Dr Mansfield and his team estimate about $10,000-$20,000 per compound, at most.

"What is the loss to a drug trafficking organisation when you essentially hit a building, a mud compound?", he asks with a shrug.

So why bother attacking them?

"That's a tough question", says Dr Mansfield. "I think the commanders in Afghanistan were being told by their bosses in Washington that action had to be taken and I think they were being careful, they didn't want any more civilian casualties."

A change of command

Dr Mansfield is not the only one to question the strategic value of this operation. Early on in the campaign, some senior US officials were uncomfortable about the way it was being waged.

A few months in and Air Force Secretary Heather Wilson was clearly worried about the cost.

"We should not be using an F-22 to destroy a narcotics factory in Afghanistan," she told a conference in February 2018.

The F-22 is the most advanced stealth fighter in the world. Each aircraft costs $140m dollars and it costs at least $35,000 an hour to fly.

By August last year Lt General Jeffrey Harrigian, the head of US Air Forces' Central Command in Doha, was anxious that the policy of attacking revenue sources in Afghanistan was "not working as well as in Syria".

Image source, Handout
Image caption,
Dr David Mansfield, a leading expert on heroin production in Afghanistan

Then, on 2 September 2018, General Nicholson was replaced as commander of Nato and US forces in Afghanistan by General Austin "Scott" Millar.

That pretty much marked the end of the campaign, with only two more strikes on alleged heroin labs.

Instead, General Millar has developed a more aggressive strategy of targeting the Taliban directly with airstrikes and raids that US Forces describe as "designed to get them to the negotiating table by persuading them the war cannot be won".

"Why bomb heroin labs when we can kill Taliban fighters?" an American officer in Kabul told the BBC. "We find that is more effective."

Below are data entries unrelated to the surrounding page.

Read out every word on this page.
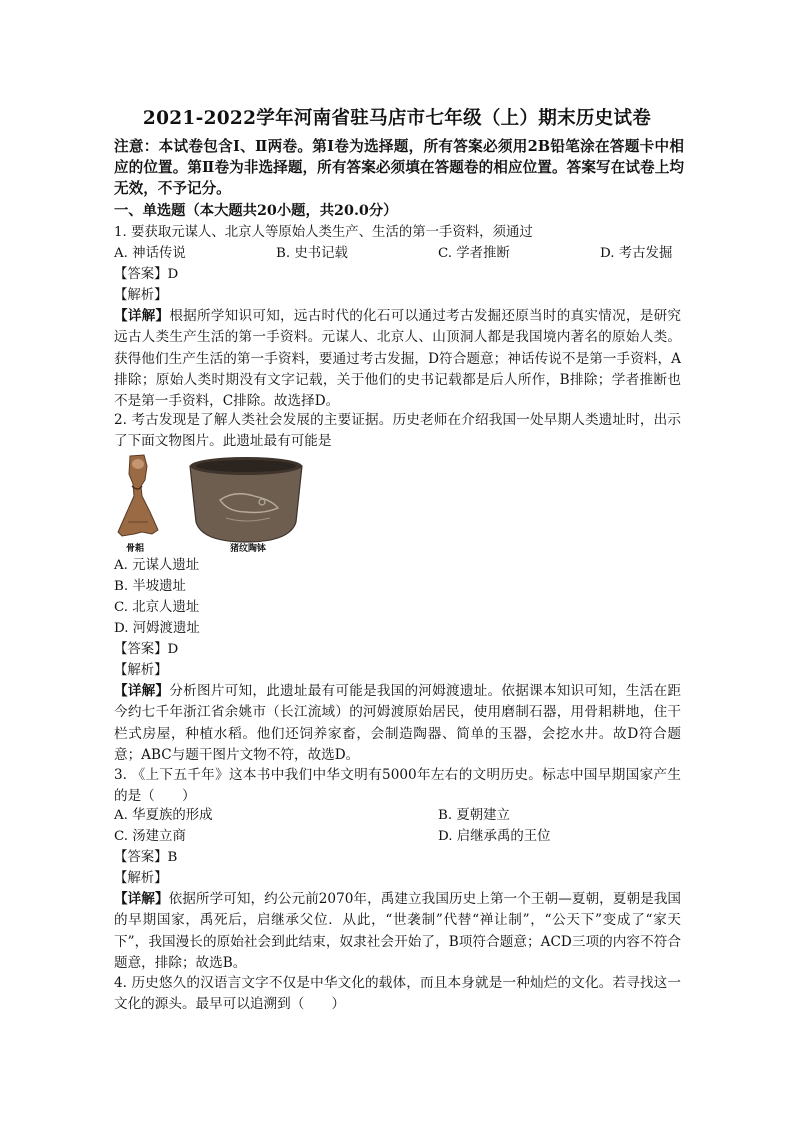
2021-2022学年河南省驻马店市七年级（上）期末历史试卷
注意：本试卷包含Ⅰ、Ⅱ两卷。第Ⅰ卷为选择题，所有答案必须用2B铅笔涂在答题卡中相应的位置。第Ⅱ卷为非选择题，所有答案必须填在答题卷的相应位置。答案写在试卷上均无效，不予记分。
一、单选题（本大题共20小题，共20.0分）
1. 要获取元谋人、北京人等原始人类生产、生活的第一手资料，须通过
A. 神话传说	B. 史书记载	C. 学者推断	D. 考古发掘
【答案】D
【解析】
【详解】根据所学知识可知，远古时代的化石可以通过考古发掘还原当时的真实情况，是研究远古人类生产生活的第一手资料。元谋人、北京人、山顶洞人都是我国境内著名的原始人类。获得他们生产生活的第一手资料，要通过考古发掘，D符合题意；神话传说不是第一手资料，A排除；原始人类时期没有文字记载，关于他们的史书记载都是后人所作，B排除；学者推断也不是第一手资料，C排除。故选择D。
2. 考古发现是了解人类社会发展的主要证据。历史老师在介绍我国一处早期人类遗址时，出示了下面文物图片。此遗址最有可能是
骨耜	猪纹陶钵
A. 元谋人遗址
B. 半坡遗址
C. 北京人遗址
D. 河姆渡遗址
【答案】D
【解析】
【详解】分析图片可知，此遗址最有可能是我国的河姆渡遗址。依据课本知识可知，生活在距今约七千年浙江省余姚市（长江流域）的河姆渡原始居民，使用磨制石器，用骨耜耕地，住干栏式房屋，种植水稻。他们还饲养家畜，会制造陶器、简单的玉器，会挖水井。故D符合题意；ABC与题干图片文物不符，故选D。
3. 《上下五千年》这本书中我们中华文明有5000年左右的文明历史。标志中国早期国家产生的是（　　）
A. 华夏族的形成	B. 夏朝建立
C. 汤建立商	D. 启继承禹的王位
【答案】B
【解析】
【详解】依据所学可知，约公元前2070年，禹建立我国历史上第一个王朝—夏朝，夏朝是我国的早期国家，禹死后，启继承父位．从此，“世袭制”代替“禅让制”，“公天下”变成了“家天下”，我国漫长的原始社会到此结束，奴隶社会开始了，B项符合题意；ACD三项的内容不符合题意，排除；故选B。
4. 历史悠久的汉语言文字不仅是中华文化的载体，而且本身就是一种灿烂的文化。若寻找这一文化的源头。最早可以追溯到（　　）
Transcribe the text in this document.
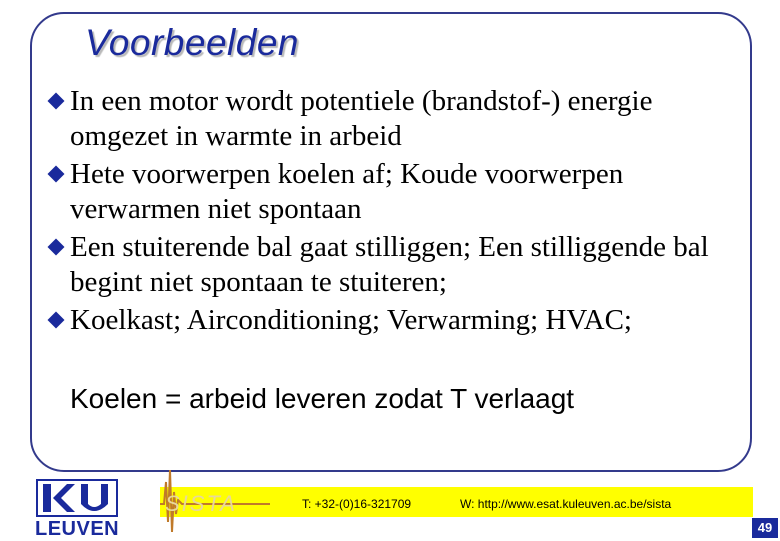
Voorbeelden
In een motor wordt potentiele (brandstof-) energie omgezet in warmte in arbeid
Hete voorwerpen koelen af; Koude voorwerpen verwarmen niet spontaan
Een stuiterende bal gaat stilliggen; Een stilliggende bal begint niet spontaan te stuiteren;
Koelkast; Airconditioning; Verwarming; HVAC;
Koelen = arbeid leveren zodat T verlaagt
LEUVEN
SISTA	T: +32-(0)16-321709	W: http://www.esat.kuleuven.ac.be/sista
49
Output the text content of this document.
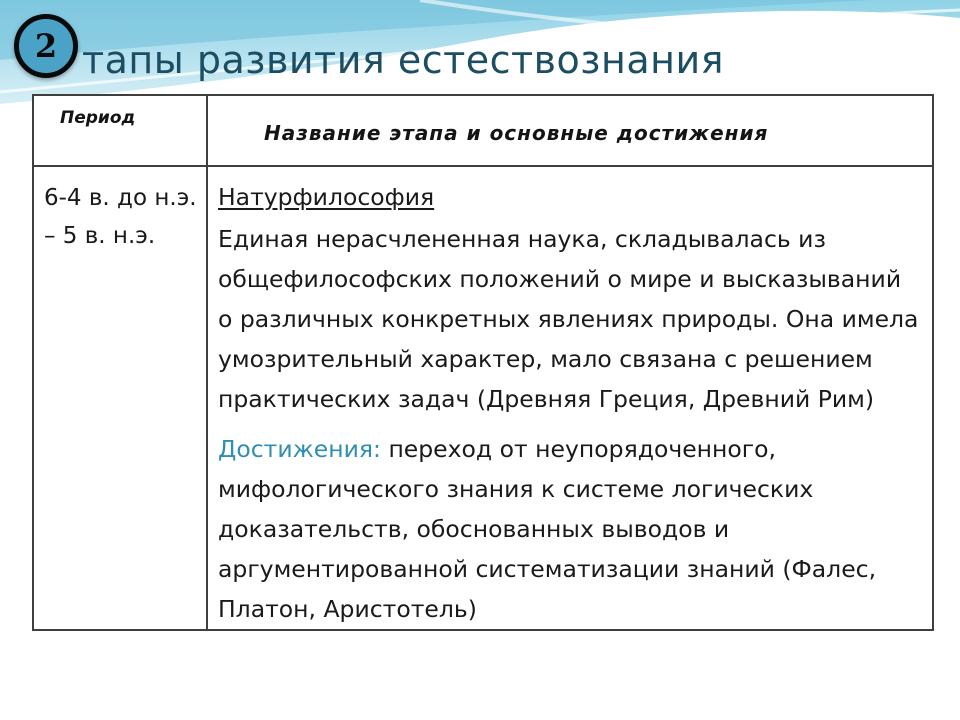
2 тапы развития естествознания
Период	Название этапа и основные достижения
6-4 в. до н.э. – 5 в. н.э.	Натурфилософия
Единая нерасчлененная наука, складывалась из общефилософских положений о мире и высказываний о различных конкретных явлениях природы. Она имела умозрительный характер, мало связана с решением практических задач (Древняя Греция, Древний Рим)
Достижения: переход от неупорядоченного, мифологического знания к системе логических доказательств, обоснованных выводов и аргументированной систематизации знаний (Фалес, Платон, Аристотель)
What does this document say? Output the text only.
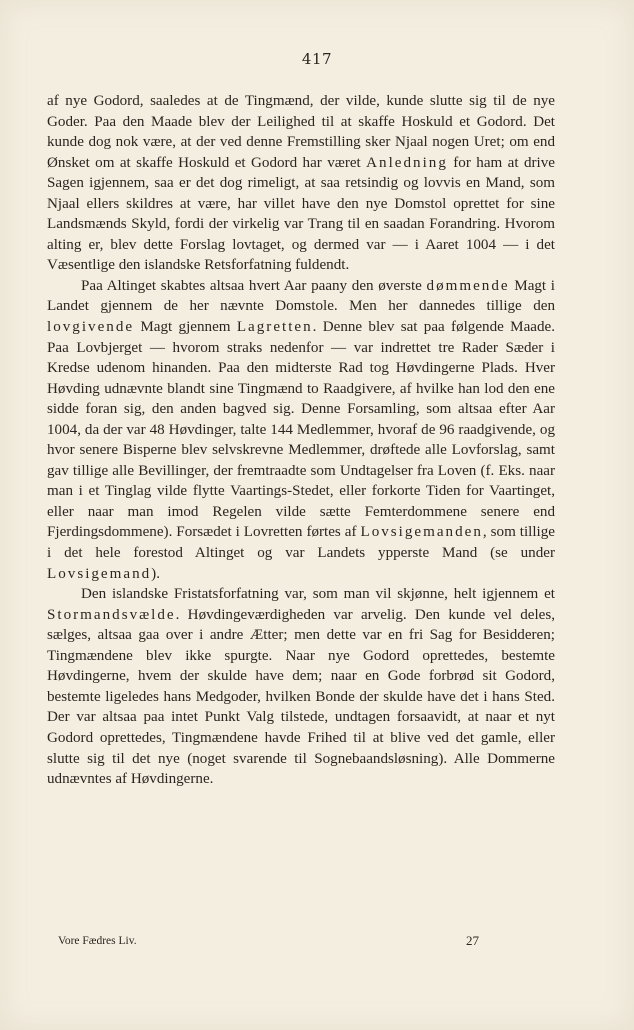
417

af nye Godord, saaledes at de Tingmænd, der vilde, kunde slutte sig til de nye Goder. Paa den Maade blev der Leilighed til at skaffe Hoskuld et Godord. Det kunde dog nok være, at der ved denne Fremstilling sker Njaal nogen Uret; om end Ønsket om at skaffe Hoskuld et Godord har været Anledning for ham at drive Sagen igjennem, saa er det dog rimeligt, at saa retsindig og lovvis en Mand, som Njaal ellers skildres at være, har villet have den nye Domstol oprettet for sine Landsmænds Skyld, fordi der virkelig var Trang til en saadan Forandring. Hvorom alting er, blev dette Forslag lovtaget, og dermed var — i Aaret 1004 — i det Væsentlige den islandske Retsforfatning fuldendt.

Paa Altinget skabtes altsaa hvert Aar paany den øverste dømmende Magt i Landet gjennem de her nævnte Domstole. Men her dannedes tillige den lovgivende Magt gjennem Lagretten. Denne blev sat paa følgende Maade. Paa Lovbjerget — hvorom straks nedenfor — var indrettet tre Rader Sæder i Kredse udenom hinanden. Paa den midterste Rad tog Høvdingerne Plads. Hver Høvding udnævnte blandt sine Tingmænd to Raadgivere, af hvilke han lod den ene sidde foran sig, den anden bagved sig. Denne Forsamling, som altsaa efter Aar 1004, da der var 48 Høvdinger, talte 144 Medlemmer, hvoraf de 96 raadgivende, og hvor senere Bisperne blev selvskrevne Medlemmer, drøftede alle Lovforslag, samt gav tillige alle Bevillinger, der fremtraadte som Undtagelser fra Loven (f. Eks. naar man i et Tinglag vilde flytte Vaartings-Stedet, eller forkorte Tiden for Vaartinget, eller naar man imod Regelen vilde sætte Femterdommene senere end Fjerdingsdommene). Forsædet i Lovretten førtes af Lovsigemanden, som tillige i det hele forestod Altinget og var Landets ypperste Mand (se under Lovsigemand).

Den islandske Fristatsforfatning var, som man vil skjønne, helt igjennem et Stormandsvælde. Høvdingeværdigheden var arvelig. Den kunde vel deles, sælges, altsaa gaa over i andre Ætter; men dette var en fri Sag for Besidderen; Tingmændene blev ikke spurgte. Naar nye Godord oprettedes, bestemte Høvdingerne, hvem der skulde have dem; naar en Gode forbrød sit Godord, bestemte ligeledes hans Medgoder, hvilken Bonde der skulde have det i hans Sted. Der var altsaa paa intet Punkt Valg tilstede, undtagen forsaavidt, at naar et nyt Godord oprettedes, Tingmændene havde Frihed til at blive ved det gamle, eller slutte sig til det nye (noget svarende til Sognebaandsløsning). Alle Dommerne udnævntes af Høvdingerne.

Vore Fædres Liv.	27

The ultimate aim is a peace settlement between the Taliban the Afghan government.

When US Forces in Kabul were asked to respond to Dr Mansfield's findings, the BBC got a terse reply.

"All of our efforts are aimed at setting conditions for a political settlement and safe guarding our national interests", a spokesperson said. "The grand majority of our strikes are lethal strikes against the Taliban or ISIS."

She would not comment on whether the US Air Force was deliberately hitting inactive targets to avoid further civilian casualties.

So what effect did Iron Tempest have on narcotics production?

The answer is very little. When the air campaign ended, the US military reported that "narcotics production in Afghanistan remained at elevated levels."

And the latest UN survey shows opium was grown on 263,000 hectares in 2018 - 20% down from 2017.

But that decline wasn't because of military action.

The UN says poppy production has fallen because of a severe drought in the north of the country and significantly lower prices after 2017's record crop.

The Special Inspector General for Afghanistan Reconstruction (SIGAR), John Sopko, does not mince words, labelling Afghanistan a "narco-state".

He hopes the current talks between US official and the Taliban will lead to some kind of peace settlement but believes the growth of this vast opium economy has made Afghanistan increasingly unstable.

Opium now accounts for around a third of Afghanistan's GDP, he says. It is by far the country's biggest cash crop and provides almost 600,000 full-time jobs.

This, despite the fact that the US military has spent $1.5m a day on counter narcotics since the invasion in October 2001, or almost $9bn.

And remember, that is on top of the more than $1 trillion spent fighting the war itself.

"To put it bluntly", he says, "these numbers spell failure."